Perhaps no other incarnation has aroused so much ardour and devotion in India as Krishna, who being complete in all sixteen phases of life, himself espoused the primacy of formless worship in his own teachings in Bhagvad Gita. The life of Krishna became an ideal for the devotees and has been sung with passion by many great poets like Jayasi, Raskhan, Mira, Chaitanya, and in the modern times by Prabhupada. Surdas, who flourished in the sixteenth century, revived the Krishna devotion by his epical creation Susagar, which paints the life of this Lord in verses. Inspired by his guru Vallabhacharya, who narrated to him the tenth chapter of Bhagvat Purana, Surdas is said to have composed as many as one hundred and twenty five thousand verses blended with contemporary ragas. More than five thousand of these verses that can be authentically attributed to Surdas have survived to us today.
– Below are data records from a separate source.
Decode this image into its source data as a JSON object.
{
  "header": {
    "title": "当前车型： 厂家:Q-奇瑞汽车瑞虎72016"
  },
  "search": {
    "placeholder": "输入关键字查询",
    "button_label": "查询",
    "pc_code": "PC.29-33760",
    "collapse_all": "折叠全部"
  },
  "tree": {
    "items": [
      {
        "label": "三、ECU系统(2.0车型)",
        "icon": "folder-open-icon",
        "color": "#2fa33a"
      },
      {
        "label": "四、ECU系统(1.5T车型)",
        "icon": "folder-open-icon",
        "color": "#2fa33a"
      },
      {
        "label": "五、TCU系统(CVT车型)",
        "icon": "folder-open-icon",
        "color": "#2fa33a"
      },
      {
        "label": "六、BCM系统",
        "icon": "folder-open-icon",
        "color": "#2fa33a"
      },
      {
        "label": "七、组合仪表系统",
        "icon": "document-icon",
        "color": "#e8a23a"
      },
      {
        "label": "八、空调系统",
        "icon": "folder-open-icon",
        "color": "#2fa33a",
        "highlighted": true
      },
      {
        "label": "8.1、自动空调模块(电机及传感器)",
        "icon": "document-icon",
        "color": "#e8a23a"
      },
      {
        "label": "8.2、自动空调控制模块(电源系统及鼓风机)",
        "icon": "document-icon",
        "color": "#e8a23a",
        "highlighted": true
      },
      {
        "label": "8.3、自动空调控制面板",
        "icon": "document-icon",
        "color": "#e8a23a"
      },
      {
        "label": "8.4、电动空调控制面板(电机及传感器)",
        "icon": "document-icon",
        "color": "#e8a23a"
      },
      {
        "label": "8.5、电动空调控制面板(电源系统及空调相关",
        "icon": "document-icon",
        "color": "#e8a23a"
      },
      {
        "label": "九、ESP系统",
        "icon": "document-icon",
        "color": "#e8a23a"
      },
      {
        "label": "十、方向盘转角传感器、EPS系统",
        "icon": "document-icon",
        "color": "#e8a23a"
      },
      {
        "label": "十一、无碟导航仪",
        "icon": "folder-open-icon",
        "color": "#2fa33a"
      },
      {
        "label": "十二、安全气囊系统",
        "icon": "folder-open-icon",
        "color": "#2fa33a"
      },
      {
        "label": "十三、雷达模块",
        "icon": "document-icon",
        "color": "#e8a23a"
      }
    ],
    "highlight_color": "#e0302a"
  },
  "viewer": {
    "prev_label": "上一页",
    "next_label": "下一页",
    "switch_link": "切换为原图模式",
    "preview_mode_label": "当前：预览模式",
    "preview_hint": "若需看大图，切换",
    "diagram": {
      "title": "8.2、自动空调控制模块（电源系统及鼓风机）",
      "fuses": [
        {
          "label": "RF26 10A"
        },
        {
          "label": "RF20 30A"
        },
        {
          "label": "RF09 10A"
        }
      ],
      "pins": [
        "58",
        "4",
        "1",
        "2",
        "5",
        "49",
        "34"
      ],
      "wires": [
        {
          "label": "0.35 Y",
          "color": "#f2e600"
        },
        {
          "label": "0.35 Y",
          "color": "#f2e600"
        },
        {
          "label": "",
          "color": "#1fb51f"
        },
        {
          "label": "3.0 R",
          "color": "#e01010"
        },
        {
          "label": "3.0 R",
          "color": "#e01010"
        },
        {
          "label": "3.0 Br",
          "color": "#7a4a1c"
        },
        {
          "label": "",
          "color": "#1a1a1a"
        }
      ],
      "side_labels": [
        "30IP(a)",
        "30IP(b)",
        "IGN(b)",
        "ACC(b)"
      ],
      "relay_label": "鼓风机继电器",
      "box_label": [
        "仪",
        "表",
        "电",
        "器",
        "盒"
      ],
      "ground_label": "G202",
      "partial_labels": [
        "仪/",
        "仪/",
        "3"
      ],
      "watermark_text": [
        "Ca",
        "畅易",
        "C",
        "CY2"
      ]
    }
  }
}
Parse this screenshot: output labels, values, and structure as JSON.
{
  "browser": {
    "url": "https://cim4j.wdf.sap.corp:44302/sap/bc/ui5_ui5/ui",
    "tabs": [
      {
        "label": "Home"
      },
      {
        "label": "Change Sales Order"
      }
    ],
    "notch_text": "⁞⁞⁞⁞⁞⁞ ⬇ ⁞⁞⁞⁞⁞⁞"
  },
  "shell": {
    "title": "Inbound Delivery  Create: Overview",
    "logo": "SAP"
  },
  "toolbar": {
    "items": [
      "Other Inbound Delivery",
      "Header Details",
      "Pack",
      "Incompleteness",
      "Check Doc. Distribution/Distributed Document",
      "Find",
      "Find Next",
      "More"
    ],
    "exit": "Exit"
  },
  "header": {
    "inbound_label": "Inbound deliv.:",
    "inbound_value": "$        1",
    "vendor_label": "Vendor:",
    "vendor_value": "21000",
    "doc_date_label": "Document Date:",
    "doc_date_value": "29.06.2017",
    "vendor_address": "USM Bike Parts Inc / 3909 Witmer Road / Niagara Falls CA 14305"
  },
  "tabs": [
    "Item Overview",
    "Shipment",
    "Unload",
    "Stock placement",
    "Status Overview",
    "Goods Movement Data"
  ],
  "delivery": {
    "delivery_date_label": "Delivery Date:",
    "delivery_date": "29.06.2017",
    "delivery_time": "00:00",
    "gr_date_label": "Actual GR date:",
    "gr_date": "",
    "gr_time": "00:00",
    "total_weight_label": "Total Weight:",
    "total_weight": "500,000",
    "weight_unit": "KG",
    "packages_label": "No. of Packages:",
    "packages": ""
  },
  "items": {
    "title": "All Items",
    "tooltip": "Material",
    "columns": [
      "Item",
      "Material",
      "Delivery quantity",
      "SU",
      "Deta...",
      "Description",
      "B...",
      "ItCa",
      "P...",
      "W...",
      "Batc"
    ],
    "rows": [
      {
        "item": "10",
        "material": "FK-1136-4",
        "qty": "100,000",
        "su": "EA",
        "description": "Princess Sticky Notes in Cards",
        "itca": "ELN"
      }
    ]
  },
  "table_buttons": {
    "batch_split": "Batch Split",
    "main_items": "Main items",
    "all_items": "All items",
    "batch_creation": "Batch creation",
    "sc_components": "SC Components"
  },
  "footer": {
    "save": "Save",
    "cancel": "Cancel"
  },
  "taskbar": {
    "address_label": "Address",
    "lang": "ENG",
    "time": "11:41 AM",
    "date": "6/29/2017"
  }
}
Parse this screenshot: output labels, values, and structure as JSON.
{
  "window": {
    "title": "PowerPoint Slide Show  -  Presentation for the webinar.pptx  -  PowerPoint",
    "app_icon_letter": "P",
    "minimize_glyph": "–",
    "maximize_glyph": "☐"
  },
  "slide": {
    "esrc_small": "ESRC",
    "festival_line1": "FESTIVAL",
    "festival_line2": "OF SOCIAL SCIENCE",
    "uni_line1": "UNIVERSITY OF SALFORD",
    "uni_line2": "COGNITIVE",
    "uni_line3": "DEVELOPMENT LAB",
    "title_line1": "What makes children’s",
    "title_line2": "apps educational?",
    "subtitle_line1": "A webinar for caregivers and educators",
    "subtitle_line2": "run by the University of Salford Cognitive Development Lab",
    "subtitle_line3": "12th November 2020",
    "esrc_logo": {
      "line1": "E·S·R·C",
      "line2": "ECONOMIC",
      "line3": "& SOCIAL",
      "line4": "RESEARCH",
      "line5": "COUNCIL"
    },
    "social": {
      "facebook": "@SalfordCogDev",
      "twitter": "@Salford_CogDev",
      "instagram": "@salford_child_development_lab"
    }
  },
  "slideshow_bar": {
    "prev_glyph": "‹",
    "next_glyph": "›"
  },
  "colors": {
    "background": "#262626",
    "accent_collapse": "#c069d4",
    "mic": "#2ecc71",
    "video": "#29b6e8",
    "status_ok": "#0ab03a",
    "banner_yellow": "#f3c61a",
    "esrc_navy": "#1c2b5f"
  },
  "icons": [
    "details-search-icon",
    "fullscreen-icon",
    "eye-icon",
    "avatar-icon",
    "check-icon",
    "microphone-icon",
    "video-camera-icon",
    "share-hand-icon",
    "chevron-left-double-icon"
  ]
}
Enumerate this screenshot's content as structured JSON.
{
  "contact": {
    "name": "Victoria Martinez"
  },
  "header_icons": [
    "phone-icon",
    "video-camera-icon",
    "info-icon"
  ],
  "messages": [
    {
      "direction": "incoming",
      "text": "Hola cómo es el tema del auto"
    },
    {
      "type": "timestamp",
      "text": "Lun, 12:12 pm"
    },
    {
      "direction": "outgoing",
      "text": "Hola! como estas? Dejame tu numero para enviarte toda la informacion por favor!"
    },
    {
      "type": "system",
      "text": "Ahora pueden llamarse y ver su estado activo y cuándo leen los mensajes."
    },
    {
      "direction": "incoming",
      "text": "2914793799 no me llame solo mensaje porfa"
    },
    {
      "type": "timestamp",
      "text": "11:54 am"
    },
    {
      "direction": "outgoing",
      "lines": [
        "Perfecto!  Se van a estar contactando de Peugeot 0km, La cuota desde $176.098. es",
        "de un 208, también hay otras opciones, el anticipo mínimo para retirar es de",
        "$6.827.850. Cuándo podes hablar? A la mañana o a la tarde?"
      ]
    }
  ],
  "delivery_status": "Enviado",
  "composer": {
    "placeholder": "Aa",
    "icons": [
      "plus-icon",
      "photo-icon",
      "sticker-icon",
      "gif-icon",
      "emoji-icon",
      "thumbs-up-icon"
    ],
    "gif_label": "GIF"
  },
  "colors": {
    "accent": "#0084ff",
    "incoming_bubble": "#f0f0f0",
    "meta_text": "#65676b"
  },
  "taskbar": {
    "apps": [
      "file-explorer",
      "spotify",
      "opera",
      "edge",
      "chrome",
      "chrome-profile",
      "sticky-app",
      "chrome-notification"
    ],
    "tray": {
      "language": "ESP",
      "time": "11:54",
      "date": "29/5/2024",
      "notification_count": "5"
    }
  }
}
The popularity of Krishna devotion revived by Surdas simultaneously led to the popularity of Sursagar. The compositions were compiled, illustrated and treasured in large numbers. With the decay of the Mughal Empire and the dispersal of its atelier, the regional schools became the new patrons of art. The principality of Awadh was a great centre of all forms of art, including literature, painting and music in the nineteenth century. The paintings of these two illustrated manuscripts of Sursagar, one prepared under the royal patronage and the other under the popular stream, provide a deep insight into the style and the art of the Awadh School.